2. After the first meeting: 1-page project outline
Before the second meeting, submit a maximum 1-page outline (PDF is fine). This will be discussed in the second meeting to check feasibility and agree on next steps.
- Research question (clearly stated and sufficiently specific; we can refine it further in the meeting)
- Motivation (why it is interesting, and what it adds)
- Data (if applicable: dataset(s), access, key variables)
- Approach and methodology (theoretical, empirical, quantitative; identification strategy if relevant)
- Three relevant academic references (journal articles preferred)
3. Meetings and communication
- Meetings are typically scheduled every 2–3 weeks (unless otherwise agreed).
- Please send any materials for discussion by the day before the meeting.
- You are responsible for booking meetings and keeping track of programme deadlines and formal requirements.
4. Expectations for empirical work
- Have a realistic data access plan early.
- Maintain reproducible code and a clear project structure (data, scripts, outputs).

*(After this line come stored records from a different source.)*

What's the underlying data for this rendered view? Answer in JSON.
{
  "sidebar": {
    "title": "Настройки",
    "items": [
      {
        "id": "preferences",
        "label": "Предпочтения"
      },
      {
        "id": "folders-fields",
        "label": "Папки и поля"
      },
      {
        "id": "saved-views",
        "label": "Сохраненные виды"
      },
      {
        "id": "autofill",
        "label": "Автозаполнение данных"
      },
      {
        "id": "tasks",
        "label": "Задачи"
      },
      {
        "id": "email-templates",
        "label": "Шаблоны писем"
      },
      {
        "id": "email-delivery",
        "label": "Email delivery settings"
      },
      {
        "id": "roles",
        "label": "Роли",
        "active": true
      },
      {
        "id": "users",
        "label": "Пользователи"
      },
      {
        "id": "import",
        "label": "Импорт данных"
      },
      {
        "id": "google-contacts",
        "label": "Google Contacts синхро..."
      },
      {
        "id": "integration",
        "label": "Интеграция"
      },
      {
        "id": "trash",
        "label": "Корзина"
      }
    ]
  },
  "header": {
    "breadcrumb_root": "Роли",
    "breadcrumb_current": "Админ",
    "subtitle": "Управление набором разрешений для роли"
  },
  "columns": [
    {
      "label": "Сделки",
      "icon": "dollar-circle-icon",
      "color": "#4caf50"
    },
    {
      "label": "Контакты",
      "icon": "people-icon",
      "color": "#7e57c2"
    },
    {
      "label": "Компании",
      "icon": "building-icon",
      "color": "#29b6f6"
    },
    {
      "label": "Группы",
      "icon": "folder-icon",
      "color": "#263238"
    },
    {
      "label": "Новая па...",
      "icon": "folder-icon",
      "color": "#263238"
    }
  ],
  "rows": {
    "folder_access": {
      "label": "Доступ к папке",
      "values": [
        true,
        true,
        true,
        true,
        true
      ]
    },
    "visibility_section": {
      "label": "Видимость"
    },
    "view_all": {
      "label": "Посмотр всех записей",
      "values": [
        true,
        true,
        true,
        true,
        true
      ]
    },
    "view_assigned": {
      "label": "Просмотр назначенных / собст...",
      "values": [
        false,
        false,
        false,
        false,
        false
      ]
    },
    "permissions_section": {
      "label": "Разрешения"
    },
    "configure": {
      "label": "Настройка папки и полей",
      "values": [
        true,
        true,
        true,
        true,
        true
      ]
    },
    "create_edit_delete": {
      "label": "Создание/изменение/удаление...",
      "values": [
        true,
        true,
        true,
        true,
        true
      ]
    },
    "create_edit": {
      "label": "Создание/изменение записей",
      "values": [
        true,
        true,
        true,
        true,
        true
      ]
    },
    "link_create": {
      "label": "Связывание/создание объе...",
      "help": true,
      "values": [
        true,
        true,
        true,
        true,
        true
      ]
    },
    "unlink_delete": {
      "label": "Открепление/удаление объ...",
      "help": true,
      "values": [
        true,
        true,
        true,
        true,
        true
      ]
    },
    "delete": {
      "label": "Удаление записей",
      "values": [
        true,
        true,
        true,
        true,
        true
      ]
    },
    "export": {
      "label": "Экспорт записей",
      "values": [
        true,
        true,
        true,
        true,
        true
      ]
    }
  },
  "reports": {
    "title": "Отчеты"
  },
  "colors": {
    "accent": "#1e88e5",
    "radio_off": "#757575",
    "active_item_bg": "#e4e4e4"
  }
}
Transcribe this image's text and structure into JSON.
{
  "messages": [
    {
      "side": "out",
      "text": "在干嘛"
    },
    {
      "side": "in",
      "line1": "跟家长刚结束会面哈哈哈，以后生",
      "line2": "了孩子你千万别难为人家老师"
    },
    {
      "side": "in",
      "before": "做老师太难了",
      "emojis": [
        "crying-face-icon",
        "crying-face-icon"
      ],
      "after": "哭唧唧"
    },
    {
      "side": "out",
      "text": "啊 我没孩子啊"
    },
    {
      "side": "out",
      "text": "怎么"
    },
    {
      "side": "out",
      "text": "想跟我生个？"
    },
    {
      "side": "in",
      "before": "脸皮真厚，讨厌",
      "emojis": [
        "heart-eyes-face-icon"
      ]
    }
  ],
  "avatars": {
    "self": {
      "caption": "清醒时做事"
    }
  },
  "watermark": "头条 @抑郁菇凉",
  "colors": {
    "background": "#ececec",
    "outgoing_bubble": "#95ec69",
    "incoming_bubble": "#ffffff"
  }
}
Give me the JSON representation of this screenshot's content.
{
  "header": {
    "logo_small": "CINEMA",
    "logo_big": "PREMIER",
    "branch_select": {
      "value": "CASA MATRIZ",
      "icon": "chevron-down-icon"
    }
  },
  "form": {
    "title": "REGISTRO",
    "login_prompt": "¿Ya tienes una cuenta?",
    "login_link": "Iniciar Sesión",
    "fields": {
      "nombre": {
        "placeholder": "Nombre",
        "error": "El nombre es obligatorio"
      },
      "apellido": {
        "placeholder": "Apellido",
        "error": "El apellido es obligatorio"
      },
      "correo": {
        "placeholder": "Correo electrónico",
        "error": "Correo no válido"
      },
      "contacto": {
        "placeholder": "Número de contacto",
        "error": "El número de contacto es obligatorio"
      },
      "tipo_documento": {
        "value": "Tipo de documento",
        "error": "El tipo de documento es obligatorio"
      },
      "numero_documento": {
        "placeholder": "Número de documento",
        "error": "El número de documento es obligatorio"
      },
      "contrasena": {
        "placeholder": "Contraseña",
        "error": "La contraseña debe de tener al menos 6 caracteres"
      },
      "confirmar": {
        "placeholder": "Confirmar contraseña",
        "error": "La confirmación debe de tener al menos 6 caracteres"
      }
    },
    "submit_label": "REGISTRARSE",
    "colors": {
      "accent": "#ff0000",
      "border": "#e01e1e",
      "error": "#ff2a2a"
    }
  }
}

- Be prepared to justify variable choices and identification assumptions.
5. Roles
- The thesis is your independent work. I provide guidance and feedback on feasibility, structure, and academic quality.
- Feedback is most effective when you share concrete drafts, figures, or code snippets together with specific questions.
6. Thesis defense
The oral defense consists of a short presentation followed by a discussion.
| Activity |
Bachelor |
Master |
| Student presentation |
10–12 min |
20–25 min |
| Discussion |
13–15 min |
30–35 min |
| Grading |
5 min |
5 min |
| Total |
30 min |
60 min |
Presentation
- Most students use slides, and a projector or screen is usually available, but slides are not required.
- You must defend in the same language in which you wrote your thesis.
- The oral exam evaluates your economics, not your accent or perfect fluency.
- Focus on the big picture and the overall structure of the thesis rather than every technical detail.
- A strong presentation usually explains the research question, why it matters, the method, the data if relevant, the main findings, and the overall message.
- There are usually no interruptions during the presentation, apart from occasional brief clarifying questions.
Discussion
- The discussion usually starts with questions from the supervisor and then develops into a broader conversation about the thesis.
- If a question is unclear, ask for clarification. That is completely fine and does not count against you.
- For example, you can ask: “Do I understand correctly that you are asking about X?”, “Could you please reformulate the question?”, or “Would you like an intuition, an example, or a more technical explanation?”
- It is often better to clarify first than to answer a different question than the one that was intended.